LAMPUNG INSIDER – Mas Yudhis, pergilah dengan tenang. Insya Allah, khusnul khotimah!
Terima kasih sudah memberi kepercayaan kepada saya untuk membuat kata pengantar antologi puisi Akhirnya Kita Seperti Dedaun (2024).
Maafkan saya, sebab di Kata Pengantar itu, terus terang, saya menyembunyikan sesuatu berkaitan dengan puisi yang berjudul “Puisi Mempersiapkan Diri bagi Kematianku”.
Ya! Bagi saya, itu puisi “langit”. Saya tidak berani membicarakan puisi yang begitu mencekam dan yang begitu kuat merontokkan kesombongan itu. Maka, saya cukup memberi judul Kata Pengantar itu sebagai Isyarat Tuhan!
Kini, puisi itu bukan lagi isyarat Tuhan.

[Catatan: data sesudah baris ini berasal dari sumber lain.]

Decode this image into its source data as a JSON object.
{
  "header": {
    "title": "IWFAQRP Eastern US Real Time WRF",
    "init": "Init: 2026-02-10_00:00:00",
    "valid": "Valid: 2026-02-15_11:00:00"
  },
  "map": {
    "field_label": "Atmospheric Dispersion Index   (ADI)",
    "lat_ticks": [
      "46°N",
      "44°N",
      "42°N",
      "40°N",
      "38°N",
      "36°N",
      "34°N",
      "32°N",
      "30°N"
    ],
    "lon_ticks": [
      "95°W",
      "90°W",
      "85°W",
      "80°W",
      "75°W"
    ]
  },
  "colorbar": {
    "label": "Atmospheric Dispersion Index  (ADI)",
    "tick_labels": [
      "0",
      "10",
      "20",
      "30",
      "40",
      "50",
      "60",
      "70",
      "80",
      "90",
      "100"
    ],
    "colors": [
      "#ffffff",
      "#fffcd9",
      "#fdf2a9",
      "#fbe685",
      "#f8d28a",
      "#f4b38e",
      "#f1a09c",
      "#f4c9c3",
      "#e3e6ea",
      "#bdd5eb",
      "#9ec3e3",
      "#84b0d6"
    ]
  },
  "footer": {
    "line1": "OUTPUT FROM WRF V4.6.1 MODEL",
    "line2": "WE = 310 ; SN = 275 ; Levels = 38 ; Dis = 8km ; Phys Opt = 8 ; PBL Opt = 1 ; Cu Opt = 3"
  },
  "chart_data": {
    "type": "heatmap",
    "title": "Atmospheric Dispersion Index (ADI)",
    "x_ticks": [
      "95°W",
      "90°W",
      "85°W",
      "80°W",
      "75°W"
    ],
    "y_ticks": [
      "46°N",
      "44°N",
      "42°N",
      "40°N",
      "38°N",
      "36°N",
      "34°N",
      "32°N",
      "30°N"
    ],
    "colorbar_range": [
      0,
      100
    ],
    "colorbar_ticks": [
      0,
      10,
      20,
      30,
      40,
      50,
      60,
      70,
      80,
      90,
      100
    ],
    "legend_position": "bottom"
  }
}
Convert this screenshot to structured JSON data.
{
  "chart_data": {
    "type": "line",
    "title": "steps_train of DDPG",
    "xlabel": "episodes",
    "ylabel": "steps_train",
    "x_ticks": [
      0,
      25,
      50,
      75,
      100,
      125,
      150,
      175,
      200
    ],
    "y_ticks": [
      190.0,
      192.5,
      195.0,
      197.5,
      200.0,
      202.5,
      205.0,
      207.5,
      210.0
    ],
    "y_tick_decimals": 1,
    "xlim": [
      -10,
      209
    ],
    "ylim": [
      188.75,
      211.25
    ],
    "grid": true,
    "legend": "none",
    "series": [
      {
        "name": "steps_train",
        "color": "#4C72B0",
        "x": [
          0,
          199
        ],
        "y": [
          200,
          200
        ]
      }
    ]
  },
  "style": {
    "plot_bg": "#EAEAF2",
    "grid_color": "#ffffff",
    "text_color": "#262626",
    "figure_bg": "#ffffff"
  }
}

Ia laksana fatwa penyair dalam merenungi kehidupan ini, bahwa kita –dedaun– itu akan menemukan jalannya sendiri.
Izinkan saya mengutip lengkap puisi “langit” yang mencekam itu.
Yudhistira ANM Massardi
PUISI MEMPERSIAPKAN DIRI BAGI KEMATIANKU
Entah di mana kuburku nanti
Kata-kata tidak akan mencariku lagi
Mereka meninggalkan hati
Menutupkan lisan
Merapatkan jemari
Di pintu sunyi
Pintu di alam nanti
Di ruang-ruang rahasia
Yang disembunyikan kehidupan
Agar kematian menemukan jalan sendiri
Yang dirindukan semua puisi
Yang dirindukan para penyair
Di tanah merah bertabur bunga
Selain adzan, solat dan solawat
: Hening bunyi "ning"
(Entah dawai mana yang memetik string)
Bunyi ruh megatruh
Gamelan pelan
Rebab yang sembab
Puisiku menuangkan isinya
Ke lahat rehatnya
: Pusara aksara
+
Pias riasnya
Pasi spasinya
Bekasi, November 2022.
Catatan redaksi: Tulisan “pengakuan” Maman S Mahayana ini dibagikan di laman FB kritikus sastra, akademisi, dan pernah jadi pengajar di FIB Universitas Indonesia.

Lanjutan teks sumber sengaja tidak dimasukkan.